Secondo l’ultimo Rapporto The European House – Ambrosetti, il settore food&beverage italiano nel 2020 ha prodotto 31,2 miliardi di euro sui 64,1 dell’intero agroalimentare. Un andamento meno entusiasmante degli altri anni (-1,8%), ma decisamente superiore al Pil nazionale, in calo fino al -9%.

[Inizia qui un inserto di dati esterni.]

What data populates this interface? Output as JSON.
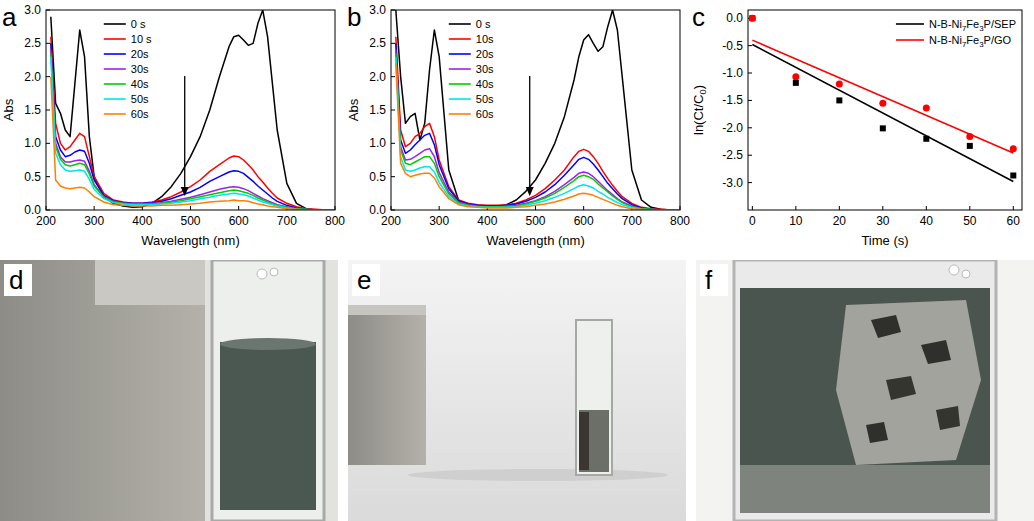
{
  "chart_data": [
    {
      "type": "line",
      "panel_label": "a",
      "x_label": "Wavelength (nm)",
      "y_label": "Abs",
      "x": [
        210,
        220,
        230,
        240,
        250,
        260,
        270,
        280,
        290,
        300,
        320,
        340,
        360,
        380,
        400,
        420,
        440,
        460,
        480,
        500,
        520,
        540,
        560,
        580,
        590,
        600,
        610,
        620,
        630,
        640,
        650,
        660,
        670,
        680,
        700,
        720,
        740,
        760,
        780,
        800
      ],
      "xlim": [
        200,
        800
      ],
      "ylim": [
        0,
        3
      ],
      "xticks": [
        200,
        300,
        400,
        500,
        600,
        700,
        800
      ],
      "yticks": [
        {
          "value": 0,
          "label": "0.0"
        },
        {
          "value": 0.5,
          "label": "0.5"
        },
        {
          "value": 1,
          "label": "1.0"
        },
        {
          "value": 1.5,
          "label": "1.5"
        },
        {
          "value": 2,
          "label": "2.0"
        },
        {
          "value": 2.5,
          "label": "2.5"
        },
        {
          "value": 3,
          "label": "3.0"
        }
      ],
      "legend": "upper center",
      "series": [
        {
          "name": "0 s",
          "color": "#000000",
          "values": [
            2.9,
            1.6,
            1.45,
            1.2,
            1.1,
            1.9,
            2.7,
            2.3,
            1.1,
            0.5,
            0.2,
            0.1,
            0.06,
            0.04,
            0.05,
            0.1,
            0.2,
            0.35,
            0.55,
            0.8,
            1.1,
            1.5,
            2.0,
            2.45,
            2.6,
            2.62,
            2.55,
            2.47,
            2.5,
            2.8,
            3.0,
            2.6,
            1.9,
            1.2,
            0.4,
            0.1,
            0.02,
            0,
            0,
            0
          ]
        },
        {
          "name": "10 s",
          "color": "#ff0000",
          "values": [
            2.6,
            1.3,
            1.0,
            0.9,
            0.95,
            1.05,
            1.15,
            1.1,
            0.8,
            0.5,
            0.25,
            0.15,
            0.12,
            0.1,
            0.1,
            0.12,
            0.15,
            0.2,
            0.27,
            0.35,
            0.45,
            0.58,
            0.68,
            0.78,
            0.81,
            0.8,
            0.75,
            0.68,
            0.6,
            0.5,
            0.42,
            0.33,
            0.25,
            0.18,
            0.1,
            0.05,
            0.02,
            0.01,
            0,
            0
          ]
        },
        {
          "name": "20s",
          "color": "#0000ff",
          "values": [
            2.5,
            1.1,
            0.9,
            0.8,
            0.82,
            0.87,
            0.9,
            0.88,
            0.7,
            0.45,
            0.22,
            0.14,
            0.11,
            0.1,
            0.1,
            0.11,
            0.13,
            0.17,
            0.22,
            0.27,
            0.34,
            0.43,
            0.5,
            0.57,
            0.59,
            0.58,
            0.55,
            0.49,
            0.43,
            0.36,
            0.3,
            0.24,
            0.18,
            0.13,
            0.07,
            0.03,
            0.01,
            0,
            0,
            0
          ]
        },
        {
          "name": "30s",
          "color": "#a020f0",
          "values": [
            2.4,
            1.0,
            0.8,
            0.72,
            0.72,
            0.74,
            0.75,
            0.73,
            0.58,
            0.38,
            0.2,
            0.13,
            0.1,
            0.09,
            0.09,
            0.1,
            0.11,
            0.13,
            0.16,
            0.19,
            0.23,
            0.27,
            0.31,
            0.34,
            0.35,
            0.34,
            0.32,
            0.29,
            0.25,
            0.21,
            0.17,
            0.14,
            0.11,
            0.08,
            0.05,
            0.02,
            0.01,
            0,
            0,
            0
          ]
        },
        {
          "name": "40s",
          "color": "#00cc00",
          "values": [
            2.35,
            0.95,
            0.76,
            0.68,
            0.66,
            0.68,
            0.7,
            0.68,
            0.54,
            0.36,
            0.19,
            0.12,
            0.1,
            0.09,
            0.09,
            0.09,
            0.1,
            0.12,
            0.14,
            0.17,
            0.2,
            0.23,
            0.26,
            0.29,
            0.3,
            0.29,
            0.27,
            0.25,
            0.22,
            0.18,
            0.15,
            0.12,
            0.09,
            0.07,
            0.04,
            0.02,
            0.01,
            0,
            0,
            0
          ]
        },
        {
          "name": "50s",
          "color": "#00e5ee",
          "values": [
            2.3,
            0.85,
            0.68,
            0.6,
            0.58,
            0.59,
            0.6,
            0.58,
            0.46,
            0.31,
            0.17,
            0.11,
            0.09,
            0.08,
            0.08,
            0.08,
            0.09,
            0.1,
            0.12,
            0.14,
            0.17,
            0.19,
            0.22,
            0.24,
            0.25,
            0.24,
            0.23,
            0.21,
            0.18,
            0.15,
            0.12,
            0.1,
            0.08,
            0.06,
            0.03,
            0.01,
            0,
            0,
            0,
            0
          ]
        },
        {
          "name": "60s",
          "color": "#ff8000",
          "values": [
            2.0,
            0.45,
            0.36,
            0.33,
            0.32,
            0.33,
            0.34,
            0.33,
            0.27,
            0.2,
            0.12,
            0.08,
            0.07,
            0.06,
            0.06,
            0.06,
            0.07,
            0.07,
            0.08,
            0.09,
            0.1,
            0.12,
            0.13,
            0.14,
            0.15,
            0.14,
            0.14,
            0.13,
            0.11,
            0.09,
            0.08,
            0.06,
            0.05,
            0.04,
            0.02,
            0.01,
            0,
            0,
            0,
            0
          ]
        }
      ]
    },
    {
      "type": "line",
      "panel_label": "b",
      "x_label": "Wavelength (nm)",
      "y_label": "Abs",
      "x": [
        210,
        220,
        230,
        240,
        250,
        260,
        270,
        280,
        290,
        300,
        320,
        340,
        360,
        380,
        400,
        420,
        440,
        460,
        480,
        500,
        520,
        540,
        560,
        580,
        590,
        600,
        610,
        620,
        630,
        640,
        650,
        660,
        670,
        680,
        700,
        720,
        740,
        760,
        780,
        800
      ],
      "xlim": [
        200,
        800
      ],
      "ylim": [
        0,
        3
      ],
      "xticks": [
        200,
        300,
        400,
        500,
        600,
        700,
        800
      ],
      "yticks": [
        {
          "value": 0,
          "label": "0.0"
        },
        {
          "value": 0.5,
          "label": "0.5"
        },
        {
          "value": 1,
          "label": "1.0"
        },
        {
          "value": 1.5,
          "label": "1.5"
        },
        {
          "value": 2,
          "label": "2.0"
        },
        {
          "value": 2.5,
          "label": "2.5"
        },
        {
          "value": 3,
          "label": "3.0"
        }
      ],
      "legend": "upper center",
      "series": [
        {
          "name": "0 s",
          "color": "#000000",
          "values": [
            3.0,
            2.0,
            1.3,
            1.4,
            1.45,
            1.05,
            1.3,
            2.1,
            2.7,
            2.3,
            0.6,
            0.15,
            0.08,
            0.05,
            0.04,
            0.05,
            0.08,
            0.15,
            0.28,
            0.45,
            0.7,
            1.0,
            1.4,
            1.95,
            2.3,
            2.55,
            2.63,
            2.5,
            2.38,
            2.45,
            2.75,
            3.0,
            2.7,
            2.0,
            0.6,
            0.15,
            0.04,
            0.01,
            0,
            0
          ]
        },
        {
          "name": "10s",
          "color": "#ff0000",
          "values": [
            2.6,
            1.2,
            0.95,
            1.0,
            1.1,
            1.15,
            1.25,
            1.3,
            1.1,
            0.75,
            0.35,
            0.15,
            0.1,
            0.08,
            0.07,
            0.07,
            0.08,
            0.1,
            0.15,
            0.22,
            0.32,
            0.45,
            0.6,
            0.8,
            0.88,
            0.91,
            0.88,
            0.8,
            0.7,
            0.58,
            0.47,
            0.37,
            0.28,
            0.2,
            0.1,
            0.04,
            0.02,
            0.01,
            0,
            0
          ]
        },
        {
          "name": "20s",
          "color": "#0000ff",
          "values": [
            2.5,
            1.05,
            0.85,
            0.9,
            0.98,
            1.05,
            1.12,
            1.15,
            0.98,
            0.68,
            0.32,
            0.14,
            0.09,
            0.07,
            0.06,
            0.06,
            0.07,
            0.09,
            0.13,
            0.19,
            0.27,
            0.38,
            0.52,
            0.68,
            0.76,
            0.79,
            0.76,
            0.69,
            0.6,
            0.5,
            0.4,
            0.32,
            0.24,
            0.17,
            0.08,
            0.03,
            0.01,
            0,
            0,
            0
          ]
        },
        {
          "name": "30s",
          "color": "#a020f0",
          "values": [
            2.4,
            0.95,
            0.75,
            0.76,
            0.8,
            0.85,
            0.9,
            0.92,
            0.8,
            0.56,
            0.27,
            0.12,
            0.08,
            0.06,
            0.05,
            0.05,
            0.06,
            0.07,
            0.1,
            0.14,
            0.2,
            0.28,
            0.38,
            0.49,
            0.55,
            0.57,
            0.55,
            0.5,
            0.43,
            0.36,
            0.29,
            0.23,
            0.17,
            0.12,
            0.06,
            0.02,
            0.01,
            0,
            0,
            0
          ]
        },
        {
          "name": "40s",
          "color": "#00cc00",
          "values": [
            2.35,
            0.9,
            0.7,
            0.68,
            0.72,
            0.76,
            0.8,
            0.8,
            0.7,
            0.5,
            0.24,
            0.11,
            0.07,
            0.05,
            0.05,
            0.05,
            0.05,
            0.06,
            0.09,
            0.13,
            0.18,
            0.25,
            0.34,
            0.44,
            0.5,
            0.52,
            0.5,
            0.46,
            0.39,
            0.33,
            0.27,
            0.21,
            0.16,
            0.11,
            0.05,
            0.02,
            0.01,
            0,
            0,
            0
          ]
        },
        {
          "name": "50s",
          "color": "#00e5ee",
          "values": [
            2.3,
            0.8,
            0.6,
            0.58,
            0.6,
            0.63,
            0.65,
            0.65,
            0.57,
            0.41,
            0.2,
            0.09,
            0.06,
            0.05,
            0.04,
            0.04,
            0.04,
            0.05,
            0.07,
            0.1,
            0.14,
            0.19,
            0.25,
            0.32,
            0.36,
            0.38,
            0.36,
            0.33,
            0.28,
            0.24,
            0.19,
            0.15,
            0.11,
            0.08,
            0.04,
            0.01,
            0,
            0,
            0,
            0
          ]
        },
        {
          "name": "60s",
          "color": "#ff8000",
          "values": [
            2.2,
            0.7,
            0.55,
            0.5,
            0.52,
            0.54,
            0.55,
            0.55,
            0.48,
            0.35,
            0.17,
            0.08,
            0.05,
            0.04,
            0.03,
            0.03,
            0.03,
            0.04,
            0.05,
            0.07,
            0.09,
            0.12,
            0.16,
            0.21,
            0.24,
            0.25,
            0.24,
            0.22,
            0.19,
            0.16,
            0.13,
            0.1,
            0.07,
            0.05,
            0.02,
            0.01,
            0,
            0,
            0,
            0
          ]
        }
      ]
    },
    {
      "type": "scatter",
      "panel_label": "c",
      "x_label": "Time (s)",
      "y_label": "ln(Ct/C0)",
      "x": [
        0,
        10,
        20,
        30,
        40,
        50,
        60
      ],
      "xlim": [
        -1,
        62
      ],
      "ylim": [
        -3.5,
        0.15
      ],
      "xticks": [
        0,
        10,
        20,
        30,
        40,
        50,
        60
      ],
      "yticks": [
        {
          "value": 0,
          "label": "0.0"
        },
        {
          "value": -0.5,
          "label": "-0.5"
        },
        {
          "value": -1,
          "label": "-1.0"
        },
        {
          "value": -1.5,
          "label": "-1.5"
        },
        {
          "value": -2,
          "label": "-2.0"
        },
        {
          "value": -2.5,
          "label": "-2.5"
        },
        {
          "value": -3,
          "label": "-3.0"
        }
      ],
      "legend": "upper right",
      "series": [
        {
          "name": "N-B-Ni7Fe3P/SEP",
          "color": "#000000",
          "marker": "square",
          "line_style": "solid",
          "values": [
            0,
            -1.18,
            -1.5,
            -2.01,
            -2.2,
            -2.33,
            -2.87
          ],
          "fit_x": [
            0,
            60
          ],
          "fit_values": [
            -0.48,
            -2.98
          ]
        },
        {
          "name": "N-B-Ni7Fe3P/GO",
          "color": "#ff0000",
          "marker": "circle",
          "line_style": "solid",
          "values": [
            0,
            -1.07,
            -1.2,
            -1.55,
            -1.64,
            -2.16,
            -2.38
          ],
          "fit_x": [
            0,
            60
          ],
          "fit_values": [
            -0.4,
            -2.46
          ]
        }
      ]
    }
  ],
  "photos": [
    {
      "label": "d"
    },
    {
      "label": "e"
    },
    {
      "label": "f"
    }
  ]
}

È stata significativa la crescita delle esportazioni, durante un anno in cui l’economia europea è stata segnata da forti restrizioni legate alle spostamento di merci tra Paesi. I prodotti agroalimentari italiani venduti all’estero sono cresciuti dell’1,8%, raggiungendo un valore record di 46,1 miliardi di euro. Tra i prodotti più esportati spiccano le bevande, generando oltre un quinto del fatturato. Sul podio dei ricettori dei prodotti italiani troviamo Germania, Francia e Stati Uniti.
In Europa, solo il 4% della Spagna supera l’importanza del settore agroalimentare italiano sul Pil nazionale (3,8%). Valerio Molli, Managing Partner & CEO di The European House – Ambrosetti, spiega che l’agroalimentare italiano rimane al primo posto tra le “4A” del Made in Italy. Fattura infatti quasi il doppio del settore Automazione, 2,8 volte quello dell’Arredamento e più di tre volte l’Abbigliamento. In più, confrontandolo con i settori degli altri Paesi europei, dichiara che “Il valore aggiunto generato dall’agroalimentare italiano vale 3 volte il settore Automotive di Francia e Spagna e più del doppio della somma dell’Aerospazio di Francia, Germania e Regno Unito”.
Rimane comunque significativo il gap tra il food&beverage italiano e quello di Germania (75,2 miliardi di euro), Francia (62,5) e Spagna (54,8), i maggiori competitor dell’Italia per l’esportazione di generi alimentari. Uno dei potenziali asset di crescita per la nostra economia sarebbe l’uscita sul mercato cinese, su cui i produttori italiani stanno già lavorando, a partire dall’accordo raggiunto in questi giorni da Cia-Agricoltori con Pechino, riguardo all’esportazione del riso.